Thursday, March 28, 2013

The First Night of the Rest of Our Lives

Last night was our first official night of living in our motorhome. I awoke this morning thinking about what the view is outside, then I remembered that we're parked on the side of our house and the view is the same as its been for the last 14 1/2 years. But that's okay with me. In 2 1/2 months the view will start changing regularly. 

I am so excited about our new life on the road, but getting ready for it has been stressful. I have no problem selling our stuff, but its going through all the stuff that is the hardest to do. Every photograph, trinket, collectable, every little thing is a reminder of our lives up until now.  When given the time and opportunity to think about it makes it more difficult to let go. But let go we must. This whole experience has been a lesson in letting go, to put into practice the teachings of Buddha that everything is impermanent, that our attachment to things, and oftentimes people, is the cause of suffering; that our desire, which encompasses anything, and any thing, that we think we want or need is simply the impetus to dissatisfaction if we can't have the object of that desire.

Its been nearly two weeks ago that we had our estate/garage sale. One of the things done was to put out the boxes and boxes of Christmas ornaments and decorations for sale. I went through all our ornaments in advance so I could keep the pieces that were especially important to me. I narrowed it all down to a Rubbermaid box about 12"x16"x8". What I failed to do was label the box 'not for sale.' Rob put it out amongst all the other stuff and then sold my 8x8x8 box of ornaments, found within the bigger box, for $1.00. I was momentarily crushed. Then I let it go. I talked about it to several people, which might have meant that I hadn't really gotten over it, but I had. It was easier to do than I thought possible. The saving grace, however, were the two ornaments that remained in the box which my mother had made. Now those were really important and I still have them. Its enough. 

Rob had to experience some letting go, too. He loves his Hawaiian shirts. He put them out for sale and lots of them did, the rest he gave to charity. What he failed to recall was that he had removed all his favorites out of the motorhome when we got home in early February, so now he has none except one. Just one Hawaiian shirt. He had to let go, too. 
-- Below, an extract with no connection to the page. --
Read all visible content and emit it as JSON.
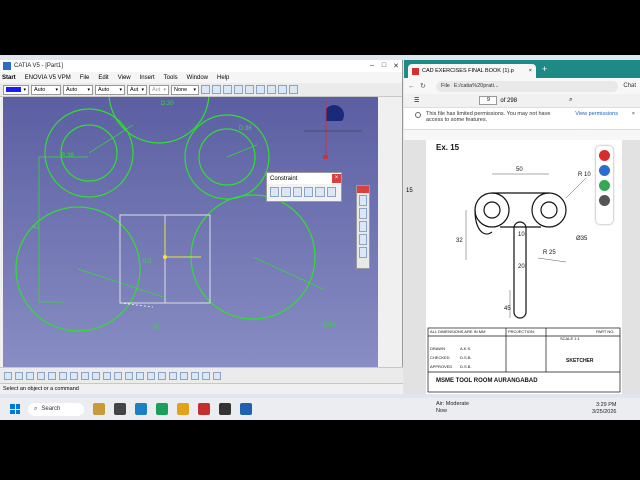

We did really well with the garage sale and made more money than we thought we would. We had stuff sell that we thought wouldn't and the stuff we thought would sell didn't. Overall it was quite successful, but after that weekend I thought once was enough. Next step would be to call in the estate people to make an offer and haul everything away. But, I think I will attempt at least one more garage sale as long as good weather is forecast. I initially wanted all this stuff wrapped up by the end of May, but now I want everything gone by the end of April. I don't want to think about it anymore. I want to look forward, not back, and enjoy each moment as it is happening. Including the moment our newest grandchild is born, when we welcome Oliver into the world. May will be an exciting month!

So will June and July and August and…


  1. I can imagine letting go is tough, and us girls have had to 'let go' as we were there at the garage sale too.. kind of a funny feeling. But ultimately liberating, as if weights have been removed from shackles attached to your ankles.
    Good stuff, this is really exciting. Smart to wrap by end of April so you can focus on amazing things like a new baby and planning your future.. or just daydreaming of it to come in the near future!

  2. For me it's more about getting rid of "stuff" and not the money. As George Carlin said, "you sh*t becomes other peoples stuff." Although money is okay!